Tuesday, June 23, 2015

Council Burns Midnight Oil - Burns Through Agenda

Meetings Starts 4:30 pm Ends 1:30 am

In a marathon special city council meeting council burned through a huge agenda which had many items carried forward from the previous council meeting. It was a packed agenda which produced a large turnout of interested members of Nanaimo's arts and culture community eager to hear if council would adopt a new funding program assessment. 

For this topic 12 delegates were listed to speak with only two speaking in opposition, one of which was ejected from the meeting for refusing to lower a sign. The number of delegates and amount of time taken for this item was considerable given this was not about how many funds would be granted to arts and culture groups, but rather the method of dispersing the funds. At the last round of dispersments I believe 5 applicants received about 75% of available funds with the Vancouver Island Symphony receiving $85,000 of a fund containing less than $300,000.

The new process recommended by the Culture and Heritage Commission is said to make the playing field more level for all applicants and rejected the notion of a funding cap be put in place. It is also said to be more merit based which should allow newer projects to compete evenly with groups that have been around longer.

HIGHLIGHTS (more detail to follow)


HOTEL DEAL: Council agreed to extend the option to purchase agreement, giving SSS Manhao until Nov. 30/15 to obtain a building permit. This no longer requires the developer to have a shovel in the ground by that date, which I believe was the intent of Councillor Hong's previous motion.

The developer will also commit to providing $100,000 for improvements to Piper's Park and will no longer have the Right of First Negotiation for the VICC.

After this motion passed smoothly, Mayor McKay proposed bringing a motion which would tie the conference centre's future to the hotel. The response from the majority of council resulted in McKay abandoning the notion.

CEDAR EMERGENCY WATER CONNECTION

Council approved a recommendation to execute an Emergency Water Connection Agreement between the City of Nanaimo and the North Cedar Improvement District.

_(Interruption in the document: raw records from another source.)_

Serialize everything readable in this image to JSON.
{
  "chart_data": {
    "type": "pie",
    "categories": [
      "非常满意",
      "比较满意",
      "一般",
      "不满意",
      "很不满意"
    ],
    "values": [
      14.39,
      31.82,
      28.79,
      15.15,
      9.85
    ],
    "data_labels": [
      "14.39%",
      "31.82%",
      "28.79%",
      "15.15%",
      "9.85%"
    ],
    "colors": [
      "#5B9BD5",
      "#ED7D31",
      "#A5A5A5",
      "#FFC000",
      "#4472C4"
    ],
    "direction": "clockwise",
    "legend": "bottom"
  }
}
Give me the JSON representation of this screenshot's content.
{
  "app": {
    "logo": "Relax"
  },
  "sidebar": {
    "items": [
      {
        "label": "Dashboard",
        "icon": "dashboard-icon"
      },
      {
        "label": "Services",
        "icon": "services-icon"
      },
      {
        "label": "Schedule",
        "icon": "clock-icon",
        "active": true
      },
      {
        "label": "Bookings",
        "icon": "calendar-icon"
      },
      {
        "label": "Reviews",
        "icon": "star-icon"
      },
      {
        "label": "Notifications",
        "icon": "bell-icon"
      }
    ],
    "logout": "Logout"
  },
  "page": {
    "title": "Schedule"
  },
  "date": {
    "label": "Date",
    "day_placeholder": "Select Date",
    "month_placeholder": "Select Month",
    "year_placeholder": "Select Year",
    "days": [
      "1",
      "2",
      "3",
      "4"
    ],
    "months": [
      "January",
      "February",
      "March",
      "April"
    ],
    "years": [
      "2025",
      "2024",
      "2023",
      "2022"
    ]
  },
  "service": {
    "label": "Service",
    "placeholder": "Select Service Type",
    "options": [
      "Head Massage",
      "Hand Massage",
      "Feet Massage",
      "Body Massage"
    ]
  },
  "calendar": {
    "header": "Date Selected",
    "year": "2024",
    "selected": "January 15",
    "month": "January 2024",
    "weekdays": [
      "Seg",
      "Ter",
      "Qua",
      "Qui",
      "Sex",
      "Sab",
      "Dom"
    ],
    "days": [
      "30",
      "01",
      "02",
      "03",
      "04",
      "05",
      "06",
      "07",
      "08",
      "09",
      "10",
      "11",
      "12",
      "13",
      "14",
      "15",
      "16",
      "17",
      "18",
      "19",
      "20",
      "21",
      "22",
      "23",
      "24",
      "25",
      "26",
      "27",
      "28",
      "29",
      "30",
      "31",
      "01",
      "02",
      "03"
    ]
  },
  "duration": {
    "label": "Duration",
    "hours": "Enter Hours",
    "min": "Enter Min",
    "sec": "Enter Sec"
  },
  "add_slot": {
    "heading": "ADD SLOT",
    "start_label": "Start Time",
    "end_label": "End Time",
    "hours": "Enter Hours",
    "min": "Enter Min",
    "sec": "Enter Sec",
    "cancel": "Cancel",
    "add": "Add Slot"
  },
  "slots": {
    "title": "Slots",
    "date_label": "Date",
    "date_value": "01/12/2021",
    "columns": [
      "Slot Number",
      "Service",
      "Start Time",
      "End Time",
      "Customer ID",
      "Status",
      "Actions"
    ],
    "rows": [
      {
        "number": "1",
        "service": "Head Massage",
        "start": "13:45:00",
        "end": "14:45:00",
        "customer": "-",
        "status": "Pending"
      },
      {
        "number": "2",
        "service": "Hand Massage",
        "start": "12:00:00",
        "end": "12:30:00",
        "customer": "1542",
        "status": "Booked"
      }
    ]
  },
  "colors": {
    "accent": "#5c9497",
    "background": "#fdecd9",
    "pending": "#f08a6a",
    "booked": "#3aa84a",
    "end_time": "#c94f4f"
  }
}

2016 - 2020 FINANCIAL PLAN PRESENTATION SCHEDULE


If adhered to Council will begin the financial plan presentation process in July of this year which should help them achieve the goal of dealing with the financial plan in an earlier fashion than previous years.

CITY TO PURCHASE TWO AUTOMATED GARBAGE TRUCKS

City council approved the purchase of two new automation ready split stream garbage trucks to replace two ageing trucks in the city fleet at a cost of $400,000 each. These trucks will be equipped with the ability to pick up garbage bins mechanically not requiring the refuse collector to lift the containers. More to come on this later.

LETTER TO DSS RE COLLIERY DAMS

Councillor Fuller put forward a motion which will result in city council sending a letter appealing to DSS to consider different options to resolve the Colliery Dam issue.  More to come on this later.

CONTINUED PAST 11:00 PM

At eleven o'clock council is required to pass a motion going beyond that time. The last city council did not opt to go beyond 11:00 pm which is what resulted in many of the items on this night's agenda. 

At 11:00 o'clock it appeared as if Mayor McKay was wanting to not continue saying there was lots of items still to be dealt with and seemed to favour postponing to another meeting. Councillor Bestwick, noting that many members of the gallery were still waiting to be heard put forward the motion to go beyond 11:00 pm which resulted in all business being dealt with by approximately 1:30 am.

allvoices

1 comment:

  1. Re: Hotel developer gets six-month extension.

    The sneaky underhandedness Bill McKay so despised when he was a councillor has now been adopted by him as mayor.

    No sooner had city council unanimously given a six-month extension to the hotel developer, McKay blind-sided colleagues with a proposed follow-up motion which cast a dark shadow over the evening’s momentous occasion which had just occurred. The mayor now wanted council to guarantee the money-losing conference centre would not be repurposed or sold. Say what?

    The hotel developer had already stated it was not interested in managing the seven-year-old white elephant. Its main goal is to bring 75-thousand Asian tourists to stay in its hotel. The developer actually gave away any contractual rights it had to the conference centre.

    Mayor McKay no longer seems to care about saving taxpayers over $1-million a year it costs to bail the VICC from the red each year, nor the interest we pay on the $72.5-million structure which sits virtually as an echo chamber.

    Luckily the rest of council saw the lunacy of the mayor’s back-door motion and it died its rightful death without a seconder.

    Something, anything must be done with the conference centre to save taxpayers’ money. The promises, the waiting, the BS has gone on long enough. I remember a councillor who looked at things that way. He’s gone and it has become, to use McKay's own words, a “dark day.”